Bajo esa premisa nos vendió su candidatura. Se presentó como un “Súper Policía”, casi un Superman potosino que erradicaría la delincuencia de nuestro querido San Luis. Lo recibimos con esperanza, pero la realidad nos dio un golpe de seco; nos encontramos en uno de los periodos más inseguros de los últimos años. Mientras la ciudad padece, y parece que la prioridad está más en la farándula y el reflector que en la estrategia.
¿Y la seguridad? Bien, gracias.
La pregunta es obligada: ¿Dónde quedó la experiencia presumida? ¿Se olvidó ya el eslogan de “servir y proteger”? Porque, siendo claros, ni nos ha servido ni nos ha protegido. Sus estrategias no solo son cuestionables; simplemente ni funcionan, ni sirven.
Surge entonces otra duda, si el Alcalde no puede, ¿qué hace su flamante Secretario de Seguridad, el Comisario Villa? En cada oportunidad declara que vivimos en una ciudad segura. ¿A qué San Luis Potosí se refiere? ¿Sabrá lo que es el miedo diario ante los robos, asaltos a mano armada y el libre albedrío de las pandillas? Quizás, rodeados de escoltas, les es fácil ser indiferentes.
Su gran “estrategia” actual parece reducirse a mandar patrullas con la sirena abierta, avisando a los delincuentes que es hora de esconderse un momento para luego seguir delinquiendo. Una cortesía que los malhechores agradecen entre burlas.

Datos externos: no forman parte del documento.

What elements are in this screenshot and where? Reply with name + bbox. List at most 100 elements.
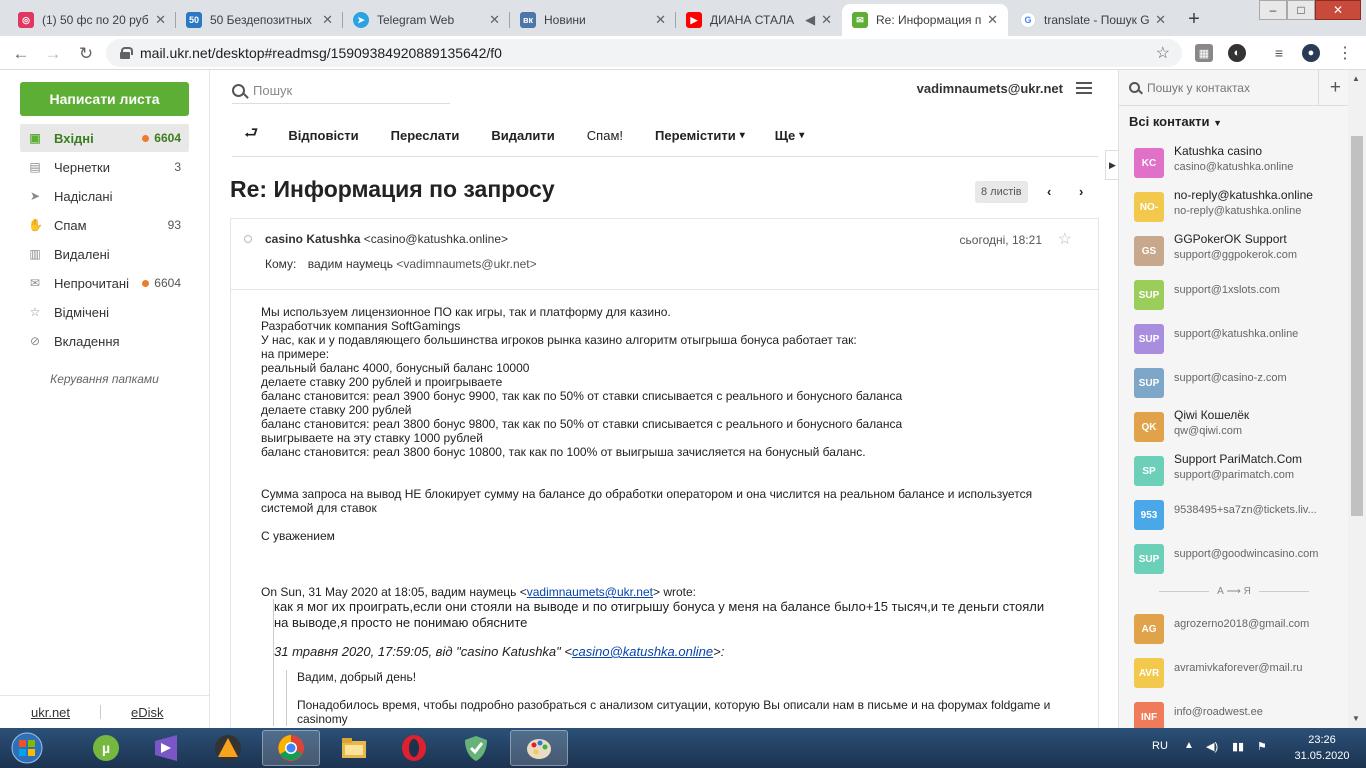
extension-icon[interactable]: ◐ xyxy=(1228,44,1246,62)
page-scrollbar[interactable]: ▲ ▼ xyxy=(1348,70,1366,728)
reload-icon[interactable]: ↻ xyxy=(75,43,97,65)
contact-item[interactable]: KC Katushka casino casino@katushka.onlin… xyxy=(1134,144,1344,182)
tab-title: Re: Информация п xyxy=(876,13,982,27)
bookmark-star-icon[interactable]: ☆ xyxy=(1156,43,1170,63)
prev-message-icon[interactable]: ‹ xyxy=(1047,184,1051,199)
back-arrow-icon[interactable]: ← xyxy=(10,43,32,65)
system-clock[interactable]: 23:26 31.05.2020 xyxy=(1284,732,1360,764)
show-hidden-icons-icon[interactable]: ▲ xyxy=(1184,740,1194,751)
lock-icon xyxy=(120,47,133,59)
language-indicator[interactable]: RU xyxy=(1152,740,1168,752)
email-link[interactable]: vadimnaumets@ukr.net xyxy=(527,585,653,599)
manage-folders-link[interactable]: Керування папками xyxy=(20,372,189,386)
spam-button[interactable]: Спам! xyxy=(587,128,623,143)
contact-item[interactable]: SUP support@1xslots.com xyxy=(1134,276,1344,314)
all-contacts-dropdown[interactable]: Всі контакти ▼ xyxy=(1129,114,1222,129)
delete-button[interactable]: Видалити xyxy=(491,128,554,143)
chrome-icon[interactable] xyxy=(262,730,320,766)
sent-icon: ➤ xyxy=(29,189,41,203)
contact-item[interactable]: INF info@roadwest.ee xyxy=(1134,698,1344,728)
file-explorer-icon[interactable] xyxy=(326,730,382,766)
tab-close-icon[interactable]: ✕ xyxy=(322,12,333,28)
network-icon[interactable]: ▮▮ xyxy=(1232,740,1244,753)
folder-drafts[interactable]: ▤ Чернетки 3 xyxy=(20,153,189,181)
contact-item[interactable]: SUP support@katushka.online xyxy=(1134,320,1344,358)
notification-flag-icon[interactable]: ⚑ xyxy=(1257,740,1267,753)
profile-avatar[interactable]: ● xyxy=(1302,44,1320,62)
next-message-icon[interactable]: › xyxy=(1079,184,1083,199)
adguard-icon[interactable] xyxy=(448,730,504,766)
read-status-icon[interactable] xyxy=(244,235,252,243)
browser-tab-active[interactable]: ✉ Re: Информация п ✕ xyxy=(842,4,1008,36)
folder-inbox[interactable]: ▣ Вхідні 6604 xyxy=(20,124,189,152)
minimize-button[interactable]: – xyxy=(1259,0,1287,20)
contact-item[interactable]: NO- no-reply@katushka.online no-reply@ka… xyxy=(1134,188,1344,226)
browser-tab[interactable]: 50 50 Бездепозитных ✕ xyxy=(176,4,343,36)
maximize-button[interactable]: □ xyxy=(1287,0,1315,20)
start-button[interactable] xyxy=(2,730,52,766)
browser-tab[interactable]: вк Новини ✕ xyxy=(510,4,676,36)
contact-item[interactable]: SUP support@casino-z.com xyxy=(1134,364,1344,402)
folder-attachments[interactable]: ⊘ Вкладення xyxy=(20,327,189,355)
contact-item[interactable]: SUP support@goodwincasino.com xyxy=(1134,540,1344,578)
browser-tab[interactable]: ▶ ДИАНА СТАЛА ◀ ✕ xyxy=(676,4,842,36)
address-bar[interactable]: mail.ukr.net/desktop#readmsg/15909384920… xyxy=(106,39,1182,67)
scrollbar-thumb[interactable] xyxy=(1351,136,1363,516)
avast-icon[interactable] xyxy=(200,730,256,766)
tab-close-icon[interactable]: ✕ xyxy=(655,12,666,28)
tab-close-icon[interactable]: ✕ xyxy=(821,12,832,28)
email-link[interactable]: casino@katushka.online xyxy=(572,644,713,659)
contact-item[interactable]: AG agrozerno2018@gmail.com xyxy=(1134,610,1344,648)
contact-item[interactable]: QK Qiwi Кошелёк qw@qiwi.com xyxy=(1134,408,1344,446)
star-icon[interactable]: ☆ xyxy=(1058,229,1072,249)
unread-icon: ✉ xyxy=(29,276,41,290)
paint-icon[interactable] xyxy=(510,730,568,766)
contact-item[interactable]: SP Support PariMatch.Com support@parimat… xyxy=(1134,452,1344,490)
forward-button[interactable]: Переслати xyxy=(391,128,460,143)
folder-label: Вхідні xyxy=(54,130,94,146)
media-control-icon[interactable]: ≡ xyxy=(1270,44,1288,62)
tab-close-icon[interactable]: ✕ xyxy=(987,12,998,28)
hamburger-menu-icon[interactable] xyxy=(1076,82,1092,94)
mail-search-input[interactable]: Пошук xyxy=(232,78,450,104)
contact-item[interactable]: GS GGPokerOK Support support@ggpokerok.c… xyxy=(1134,232,1344,270)
folder-spam[interactable]: ✋ Спам 93 xyxy=(20,211,189,239)
move-button[interactable]: Перемістити xyxy=(655,128,736,143)
contact-item[interactable]: AVR avramivkaforever@mail.ru xyxy=(1134,654,1344,692)
tab-close-icon[interactable]: ✕ xyxy=(489,12,500,28)
browser-tab[interactable]: ➤ Telegram Web ✕ xyxy=(343,4,510,36)
folder-starred[interactable]: ☆ Відмічені xyxy=(20,298,189,326)
scroll-up-icon[interactable]: ▲ xyxy=(1352,74,1360,83)
recipient-name[interactable]: вадим наумець xyxy=(308,257,393,271)
contact-item[interactable]: 953 9538495+sa7zn@tickets.liv... xyxy=(1134,496,1344,534)
menu-kebab-icon[interactable]: ⋮ xyxy=(1336,44,1354,62)
sender[interactable]: casino Katushka <casino@katushka.online> xyxy=(265,232,508,246)
reply-button[interactable]: Відповісти xyxy=(288,128,358,143)
scroll-down-icon[interactable]: ▼ xyxy=(1352,714,1360,723)
new-tab-button[interactable]: + xyxy=(1181,6,1207,32)
extension-icon[interactable]: ▦ xyxy=(1195,44,1213,62)
close-window-button[interactable]: ✕ xyxy=(1315,0,1361,20)
forward-arrow-icon[interactable]: → xyxy=(42,43,64,65)
tab-close-icon[interactable]: ✕ xyxy=(155,12,166,28)
add-contact-icon[interactable]: + xyxy=(1330,77,1341,99)
user-email[interactable]: vadimnaumets@ukr.net xyxy=(917,81,1063,96)
compose-button[interactable]: Написати листа xyxy=(20,82,189,116)
collapse-contacts-arrow-icon[interactable]: ▶ xyxy=(1105,150,1119,180)
contacts-search-input[interactable]: Пошук у контактах + xyxy=(1119,70,1348,106)
back-to-list-icon[interactable]: ⮐ xyxy=(244,122,258,149)
utorrent-icon[interactable]: µ xyxy=(78,730,134,766)
browser-tab[interactable]: ◎ (1) 50 фс по 20 руб ✕ xyxy=(8,4,176,36)
opera-icon[interactable] xyxy=(386,730,442,766)
visual-studio-icon[interactable] xyxy=(138,730,194,766)
volume-icon[interactable]: ◀) xyxy=(1206,740,1218,753)
more-button[interactable]: Ще xyxy=(775,128,795,143)
ukrnet-link[interactable]: ukr.net xyxy=(31,705,70,720)
edisk-link[interactable]: eDisk xyxy=(131,705,164,720)
folder-sent[interactable]: ➤ Надіслані xyxy=(20,182,189,210)
browser-tab[interactable]: G translate - Пошук G ✕ xyxy=(1010,4,1176,36)
folder-trash[interactable]: ▥ Видалені xyxy=(20,240,189,268)
folder-count: 6604 xyxy=(154,131,181,145)
folder-unread[interactable]: ✉ Непрочитані 6604 xyxy=(20,269,189,297)
tab-close-icon[interactable]: ✕ xyxy=(1155,12,1166,28)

Anteriormente, los ciclopolicías eran una fuerza eficaz y cercana. Hoy, la unidad está obsoleta. Con apenas un puñado de elementos y bicicletas que dan vergüenza, sin mantenimiento y en condiciones deplorables, los agentes terminan con lesiones físicas por el equipo defectuoso en lugar de resultados operativos.

Lo invito a que camine con los policías de a pie, con los de bicicleta, con los comandantes de bajo rango que sí quieren trabajar y que hoy no son ni recompensados ni escuchados. Deje de escuchar a sus “nobles” cortesanos que solo le dicen lo que quiere oír y enfrente la realidad que reporta el INEGI, el 64% de los potosinos nos sentimos inseguros en nuestra propia casa.

Urgen estrategias reales de seguridad y no juegos de “policías y ladrones”. Ya basta de discursos vacíos. Es hora de ponerse a trabajar!